The Yunus administration promised wide-ranging reforms, including overhauls of the election commission, judiciary, police, bureaucracy, and anti-corruption bodies, backed by multiple reform commissions.
Under Hasina, the Awami League built a vast patronage network across government, police, courts, universities, business groups, media, and civil society. A major enforcer was the Bangladesh Chhatra League (BCL), the party's student wing, notorious for suppressing dissent.
During the quota protests, BCL activists, often supported by police, attacked demonstrators to enforce the message that the system was rigged.
Public frustration had been building for years. Many young Bangladeshis, aged 18 to 28, had never voted in national elections, as the last three general elections were widely seen as non-competitive.
Birth Of The National Citizens' Party
Out of the uprising came the Jatiya Nagarik Party (NCP), formed by leaders of the protest movement, many linked to the group Students Against Discrimination (SAD). The party is led by Nahid Islam, a prominent face of the protests.
The NCP called itself an anti-corruption, anti-authoritarian alternative to Bangladesh's traditional parties. Its manifesto focuses on justice for victims of the crackdown, institutional reform, youth employment, and even lowering the voting age to 16.

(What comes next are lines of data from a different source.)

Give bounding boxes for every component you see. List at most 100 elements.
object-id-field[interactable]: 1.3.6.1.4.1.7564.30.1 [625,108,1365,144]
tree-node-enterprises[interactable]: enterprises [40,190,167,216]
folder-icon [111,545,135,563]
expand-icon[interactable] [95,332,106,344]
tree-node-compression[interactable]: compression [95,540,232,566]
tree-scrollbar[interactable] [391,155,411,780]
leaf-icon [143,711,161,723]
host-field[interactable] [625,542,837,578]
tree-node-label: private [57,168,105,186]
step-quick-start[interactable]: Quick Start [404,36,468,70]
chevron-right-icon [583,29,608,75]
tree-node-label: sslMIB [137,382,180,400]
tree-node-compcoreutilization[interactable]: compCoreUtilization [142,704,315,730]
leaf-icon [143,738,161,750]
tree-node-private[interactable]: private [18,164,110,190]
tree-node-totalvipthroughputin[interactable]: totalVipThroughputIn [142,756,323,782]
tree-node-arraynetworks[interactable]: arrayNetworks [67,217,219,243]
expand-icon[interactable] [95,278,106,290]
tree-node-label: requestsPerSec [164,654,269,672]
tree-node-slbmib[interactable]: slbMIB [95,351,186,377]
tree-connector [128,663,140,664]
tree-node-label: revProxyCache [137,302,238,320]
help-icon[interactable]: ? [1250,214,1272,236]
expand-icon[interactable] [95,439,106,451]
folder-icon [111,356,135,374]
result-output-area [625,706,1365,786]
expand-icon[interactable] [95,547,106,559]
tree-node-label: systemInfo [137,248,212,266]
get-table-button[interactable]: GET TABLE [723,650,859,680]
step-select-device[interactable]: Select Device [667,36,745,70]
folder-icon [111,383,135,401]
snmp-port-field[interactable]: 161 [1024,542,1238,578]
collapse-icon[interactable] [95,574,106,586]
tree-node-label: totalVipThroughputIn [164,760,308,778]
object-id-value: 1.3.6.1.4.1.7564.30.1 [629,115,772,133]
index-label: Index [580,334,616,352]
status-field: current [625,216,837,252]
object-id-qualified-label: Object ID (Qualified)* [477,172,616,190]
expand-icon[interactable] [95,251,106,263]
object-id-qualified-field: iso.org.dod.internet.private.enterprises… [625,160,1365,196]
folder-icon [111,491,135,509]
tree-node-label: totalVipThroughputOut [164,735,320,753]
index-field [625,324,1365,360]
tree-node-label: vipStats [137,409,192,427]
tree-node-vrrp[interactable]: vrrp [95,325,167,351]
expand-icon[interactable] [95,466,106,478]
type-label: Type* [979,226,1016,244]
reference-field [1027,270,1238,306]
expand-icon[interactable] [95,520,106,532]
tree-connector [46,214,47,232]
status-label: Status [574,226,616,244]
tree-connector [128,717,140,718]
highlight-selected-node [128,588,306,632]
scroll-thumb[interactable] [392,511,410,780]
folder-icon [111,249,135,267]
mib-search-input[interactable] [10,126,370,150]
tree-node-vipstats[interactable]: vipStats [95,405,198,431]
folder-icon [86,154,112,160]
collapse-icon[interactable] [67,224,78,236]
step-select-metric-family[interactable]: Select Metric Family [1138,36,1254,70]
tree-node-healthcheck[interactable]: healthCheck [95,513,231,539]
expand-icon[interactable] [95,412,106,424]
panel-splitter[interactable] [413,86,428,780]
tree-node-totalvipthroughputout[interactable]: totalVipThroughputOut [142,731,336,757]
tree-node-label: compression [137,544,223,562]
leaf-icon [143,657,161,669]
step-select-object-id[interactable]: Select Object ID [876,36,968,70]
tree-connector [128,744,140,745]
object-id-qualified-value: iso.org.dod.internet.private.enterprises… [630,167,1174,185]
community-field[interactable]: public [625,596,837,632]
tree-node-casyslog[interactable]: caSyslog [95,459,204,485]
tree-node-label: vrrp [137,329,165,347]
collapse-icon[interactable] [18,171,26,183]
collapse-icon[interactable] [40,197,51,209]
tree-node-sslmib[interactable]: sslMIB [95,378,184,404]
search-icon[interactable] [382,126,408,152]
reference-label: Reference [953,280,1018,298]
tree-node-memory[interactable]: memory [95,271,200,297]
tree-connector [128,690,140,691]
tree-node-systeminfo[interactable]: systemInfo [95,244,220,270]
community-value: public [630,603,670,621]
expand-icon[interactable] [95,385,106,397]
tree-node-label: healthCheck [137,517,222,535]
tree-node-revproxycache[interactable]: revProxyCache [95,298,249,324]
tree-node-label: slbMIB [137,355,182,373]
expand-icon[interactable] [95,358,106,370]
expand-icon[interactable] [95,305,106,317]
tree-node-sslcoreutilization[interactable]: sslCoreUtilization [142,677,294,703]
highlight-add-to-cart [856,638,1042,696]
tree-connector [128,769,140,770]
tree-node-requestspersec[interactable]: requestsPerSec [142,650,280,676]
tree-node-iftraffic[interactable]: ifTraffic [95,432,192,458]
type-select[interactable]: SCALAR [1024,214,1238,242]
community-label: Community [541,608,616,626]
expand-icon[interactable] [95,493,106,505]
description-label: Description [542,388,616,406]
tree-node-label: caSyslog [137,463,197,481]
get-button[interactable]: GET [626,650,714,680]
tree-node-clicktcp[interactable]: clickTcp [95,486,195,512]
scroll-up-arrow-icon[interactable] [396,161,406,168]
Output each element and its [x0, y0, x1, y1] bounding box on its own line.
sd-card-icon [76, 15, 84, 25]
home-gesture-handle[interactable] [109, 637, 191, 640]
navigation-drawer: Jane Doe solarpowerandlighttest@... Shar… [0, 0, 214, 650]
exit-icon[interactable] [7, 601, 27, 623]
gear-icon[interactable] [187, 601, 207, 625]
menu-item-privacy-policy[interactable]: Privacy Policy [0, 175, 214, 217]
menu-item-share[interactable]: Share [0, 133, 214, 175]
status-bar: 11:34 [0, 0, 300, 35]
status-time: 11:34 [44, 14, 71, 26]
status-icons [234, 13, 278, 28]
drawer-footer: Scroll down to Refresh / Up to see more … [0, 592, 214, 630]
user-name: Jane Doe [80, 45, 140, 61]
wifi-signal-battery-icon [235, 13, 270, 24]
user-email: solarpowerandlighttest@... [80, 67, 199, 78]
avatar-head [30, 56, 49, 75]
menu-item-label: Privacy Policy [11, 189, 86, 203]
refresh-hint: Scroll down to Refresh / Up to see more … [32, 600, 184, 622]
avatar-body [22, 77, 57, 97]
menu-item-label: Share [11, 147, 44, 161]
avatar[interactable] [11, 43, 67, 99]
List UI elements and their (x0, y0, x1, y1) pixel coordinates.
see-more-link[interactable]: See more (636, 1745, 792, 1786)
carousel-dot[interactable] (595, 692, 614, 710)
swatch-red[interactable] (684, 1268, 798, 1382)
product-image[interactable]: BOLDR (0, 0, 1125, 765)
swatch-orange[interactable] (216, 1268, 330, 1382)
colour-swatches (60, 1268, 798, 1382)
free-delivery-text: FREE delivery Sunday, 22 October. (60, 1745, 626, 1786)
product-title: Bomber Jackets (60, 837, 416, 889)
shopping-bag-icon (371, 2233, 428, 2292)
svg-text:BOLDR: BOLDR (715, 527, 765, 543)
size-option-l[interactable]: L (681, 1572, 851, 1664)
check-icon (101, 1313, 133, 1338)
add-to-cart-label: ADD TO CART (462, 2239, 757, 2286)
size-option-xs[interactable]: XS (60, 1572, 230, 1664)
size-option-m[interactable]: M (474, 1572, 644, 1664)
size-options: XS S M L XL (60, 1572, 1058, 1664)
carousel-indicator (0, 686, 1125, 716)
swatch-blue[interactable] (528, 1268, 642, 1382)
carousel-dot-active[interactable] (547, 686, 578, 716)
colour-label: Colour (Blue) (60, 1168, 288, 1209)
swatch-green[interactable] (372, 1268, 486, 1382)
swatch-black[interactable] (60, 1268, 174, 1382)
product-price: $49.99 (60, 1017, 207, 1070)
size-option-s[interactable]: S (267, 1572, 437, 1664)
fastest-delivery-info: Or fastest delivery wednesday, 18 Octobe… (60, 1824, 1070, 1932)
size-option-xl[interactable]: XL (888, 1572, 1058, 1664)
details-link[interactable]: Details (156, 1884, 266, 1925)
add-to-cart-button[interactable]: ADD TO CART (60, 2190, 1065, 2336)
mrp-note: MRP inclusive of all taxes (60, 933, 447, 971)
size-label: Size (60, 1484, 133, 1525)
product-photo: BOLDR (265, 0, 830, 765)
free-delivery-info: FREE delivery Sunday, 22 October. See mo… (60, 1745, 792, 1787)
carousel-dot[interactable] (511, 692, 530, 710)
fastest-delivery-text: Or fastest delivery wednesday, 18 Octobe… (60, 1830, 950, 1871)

As elections neared, the NCP struggled with organisation, experience, and funding. It made a controversial decision to form a pre-poll alliance with Jamaat-e-Islami, Bangladesh's largest Islamist party.
Jamaat, long marginalised and once banned, has gained momentum by framing itself as another victim of Hasina's repression. Its student wing recently won major university elections, including at Dhaka University.
The alliance has deeply divided the student movement. The fallout has been sharpest among women leaders, several of whom resigned, accusing the party of sidelining them. Of the NCP candidates allowed under the alliance, only two are women.
Some former student leaders are now turning to the Bangladesh Nationalist Party (BNP), seeing it as a lesser evil despite its dynastic roots.
With the Awami League banned from contesting, the biggest beneficiary of the political reset may be the BNP. Led by Tarique Rahman, son of former Prime Minister Khaleda Zia, the BNP is once again a serious contender.